I looked down at the scoop-necked dress, trying to remember where I’d worn it before. It was always Scarlett who kept track of such things: dates, memories, lessons learned. I forgot everything, barely able to keep my head from one week to the next. But Scarlett knew it all, from what she was wearing when she got her first kiss to the name of the sister of the boy I’d met at the beach the summer before; she was our oracle, our common memory.
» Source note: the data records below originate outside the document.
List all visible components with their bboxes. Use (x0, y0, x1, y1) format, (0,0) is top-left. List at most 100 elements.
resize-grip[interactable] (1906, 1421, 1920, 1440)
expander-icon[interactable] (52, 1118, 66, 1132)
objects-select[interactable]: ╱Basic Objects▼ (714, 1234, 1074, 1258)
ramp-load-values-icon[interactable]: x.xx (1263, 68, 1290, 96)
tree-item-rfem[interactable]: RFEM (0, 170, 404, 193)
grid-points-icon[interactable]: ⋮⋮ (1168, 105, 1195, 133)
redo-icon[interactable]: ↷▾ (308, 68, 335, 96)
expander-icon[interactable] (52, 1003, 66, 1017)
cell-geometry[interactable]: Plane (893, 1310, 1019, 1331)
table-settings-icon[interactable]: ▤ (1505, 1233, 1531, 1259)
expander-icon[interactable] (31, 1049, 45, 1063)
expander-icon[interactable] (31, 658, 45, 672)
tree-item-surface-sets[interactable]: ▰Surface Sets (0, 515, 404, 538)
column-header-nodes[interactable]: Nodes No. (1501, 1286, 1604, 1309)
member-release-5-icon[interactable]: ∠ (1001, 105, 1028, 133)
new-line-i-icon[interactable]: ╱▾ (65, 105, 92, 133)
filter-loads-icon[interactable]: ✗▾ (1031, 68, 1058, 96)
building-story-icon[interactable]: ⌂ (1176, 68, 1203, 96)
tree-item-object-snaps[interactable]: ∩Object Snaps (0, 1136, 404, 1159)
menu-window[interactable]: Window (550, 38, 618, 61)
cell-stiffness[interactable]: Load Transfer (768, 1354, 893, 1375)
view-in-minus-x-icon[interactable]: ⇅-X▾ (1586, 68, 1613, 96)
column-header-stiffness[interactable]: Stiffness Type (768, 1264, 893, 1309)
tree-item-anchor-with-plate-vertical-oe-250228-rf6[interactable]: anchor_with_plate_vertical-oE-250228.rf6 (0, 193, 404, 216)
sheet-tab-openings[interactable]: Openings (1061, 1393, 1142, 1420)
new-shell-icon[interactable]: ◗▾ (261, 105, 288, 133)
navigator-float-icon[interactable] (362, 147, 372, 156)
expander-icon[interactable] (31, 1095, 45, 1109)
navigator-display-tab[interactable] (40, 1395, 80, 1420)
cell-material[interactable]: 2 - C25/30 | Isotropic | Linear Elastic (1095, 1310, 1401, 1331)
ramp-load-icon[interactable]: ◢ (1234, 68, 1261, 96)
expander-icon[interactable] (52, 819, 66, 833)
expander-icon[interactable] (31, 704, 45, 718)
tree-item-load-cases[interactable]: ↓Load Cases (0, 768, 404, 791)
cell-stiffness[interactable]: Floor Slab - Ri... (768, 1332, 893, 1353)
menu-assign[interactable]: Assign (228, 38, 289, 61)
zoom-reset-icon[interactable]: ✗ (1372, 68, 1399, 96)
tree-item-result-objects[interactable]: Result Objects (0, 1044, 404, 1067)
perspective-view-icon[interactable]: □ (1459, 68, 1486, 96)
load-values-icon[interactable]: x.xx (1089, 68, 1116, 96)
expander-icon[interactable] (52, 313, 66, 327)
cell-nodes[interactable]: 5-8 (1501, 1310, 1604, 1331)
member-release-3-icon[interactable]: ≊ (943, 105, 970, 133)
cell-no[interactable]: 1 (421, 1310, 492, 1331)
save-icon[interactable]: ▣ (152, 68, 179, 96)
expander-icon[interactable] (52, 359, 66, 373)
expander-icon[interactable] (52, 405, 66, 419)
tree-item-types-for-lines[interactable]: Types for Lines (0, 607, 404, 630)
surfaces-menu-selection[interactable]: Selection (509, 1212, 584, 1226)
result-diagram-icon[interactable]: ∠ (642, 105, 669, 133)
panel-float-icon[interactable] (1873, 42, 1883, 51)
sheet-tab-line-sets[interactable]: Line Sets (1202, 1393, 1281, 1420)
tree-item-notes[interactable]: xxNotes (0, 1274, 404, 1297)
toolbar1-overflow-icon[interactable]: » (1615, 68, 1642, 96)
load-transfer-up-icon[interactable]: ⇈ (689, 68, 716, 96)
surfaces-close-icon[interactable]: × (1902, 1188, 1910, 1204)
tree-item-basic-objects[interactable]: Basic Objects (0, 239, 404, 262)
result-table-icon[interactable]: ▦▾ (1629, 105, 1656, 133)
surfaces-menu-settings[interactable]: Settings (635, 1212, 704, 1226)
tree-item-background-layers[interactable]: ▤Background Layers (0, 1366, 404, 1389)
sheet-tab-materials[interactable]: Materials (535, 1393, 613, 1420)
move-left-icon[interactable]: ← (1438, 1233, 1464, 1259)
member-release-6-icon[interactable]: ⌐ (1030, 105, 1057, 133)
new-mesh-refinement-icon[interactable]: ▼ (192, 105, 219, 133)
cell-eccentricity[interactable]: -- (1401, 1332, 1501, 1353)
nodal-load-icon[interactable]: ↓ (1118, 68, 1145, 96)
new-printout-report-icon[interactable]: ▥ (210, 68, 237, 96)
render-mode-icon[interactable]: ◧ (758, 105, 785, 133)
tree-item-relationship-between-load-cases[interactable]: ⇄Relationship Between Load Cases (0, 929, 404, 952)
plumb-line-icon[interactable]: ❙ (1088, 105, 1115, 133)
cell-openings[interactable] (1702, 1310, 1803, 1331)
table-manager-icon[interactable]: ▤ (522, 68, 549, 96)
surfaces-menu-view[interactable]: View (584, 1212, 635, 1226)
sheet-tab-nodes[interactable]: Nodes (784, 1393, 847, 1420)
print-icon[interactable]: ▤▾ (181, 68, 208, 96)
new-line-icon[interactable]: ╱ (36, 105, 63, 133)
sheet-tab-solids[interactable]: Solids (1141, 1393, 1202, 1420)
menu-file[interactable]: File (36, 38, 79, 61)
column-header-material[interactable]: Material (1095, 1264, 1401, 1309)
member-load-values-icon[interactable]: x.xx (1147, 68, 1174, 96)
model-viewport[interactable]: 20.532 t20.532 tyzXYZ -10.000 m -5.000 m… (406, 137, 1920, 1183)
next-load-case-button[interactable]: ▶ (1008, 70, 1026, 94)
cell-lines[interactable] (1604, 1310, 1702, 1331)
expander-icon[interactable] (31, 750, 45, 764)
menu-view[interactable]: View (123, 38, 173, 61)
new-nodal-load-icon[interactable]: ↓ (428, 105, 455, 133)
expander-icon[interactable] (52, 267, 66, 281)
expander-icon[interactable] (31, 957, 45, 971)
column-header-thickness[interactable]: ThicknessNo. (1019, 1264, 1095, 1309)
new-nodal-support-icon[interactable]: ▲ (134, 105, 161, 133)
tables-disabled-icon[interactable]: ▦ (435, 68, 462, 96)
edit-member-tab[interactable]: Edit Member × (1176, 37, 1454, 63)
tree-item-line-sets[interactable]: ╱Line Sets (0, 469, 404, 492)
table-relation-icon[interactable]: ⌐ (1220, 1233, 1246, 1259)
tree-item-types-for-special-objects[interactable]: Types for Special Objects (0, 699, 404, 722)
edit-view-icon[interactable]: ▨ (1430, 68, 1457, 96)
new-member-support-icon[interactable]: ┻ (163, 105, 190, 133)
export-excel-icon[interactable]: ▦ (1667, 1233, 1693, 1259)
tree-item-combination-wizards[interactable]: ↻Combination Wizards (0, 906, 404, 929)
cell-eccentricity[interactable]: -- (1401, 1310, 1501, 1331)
She opened the fridge and took out the milk, then crossed the room with a box of Rice Krispies under her arm, grabbing a bowl from the open dishwasher on her way. She sat at the head of the table, with Marion to her left, and I took my seat on the right. Even in their tiny family, with me as an honorary member, there were traditions.

Scarlett poured herself some cereal, adding sugar from the bowl between us. “Do you want some?”

“No,” I said. “I ate already.” My mother had made me French toast, after spending most of the early morning gossiping over the back fence with her best friend, Irma Trilby, who was known for her amazing azaleas and her mouth, the latter of which I’d heard all morning through my window. Apparently Mrs. Trilby had known Mrs. Sherwood well from PTA and had already been over with a chicken casserole to relay her regrets. Mrs. Trilby had also seen me and Michael and Scarlett more than once walking home from work together, and late one night she’d even caught a glimpse of Scarlett and Michael kissing under a streetlight. He was a sweet boy, she’d said in her nasal voice. He mowed their lawn after Arthur’s coronary and always got her the best bananas at Milton’s, even if he had to sneak some from the back. A nice boy.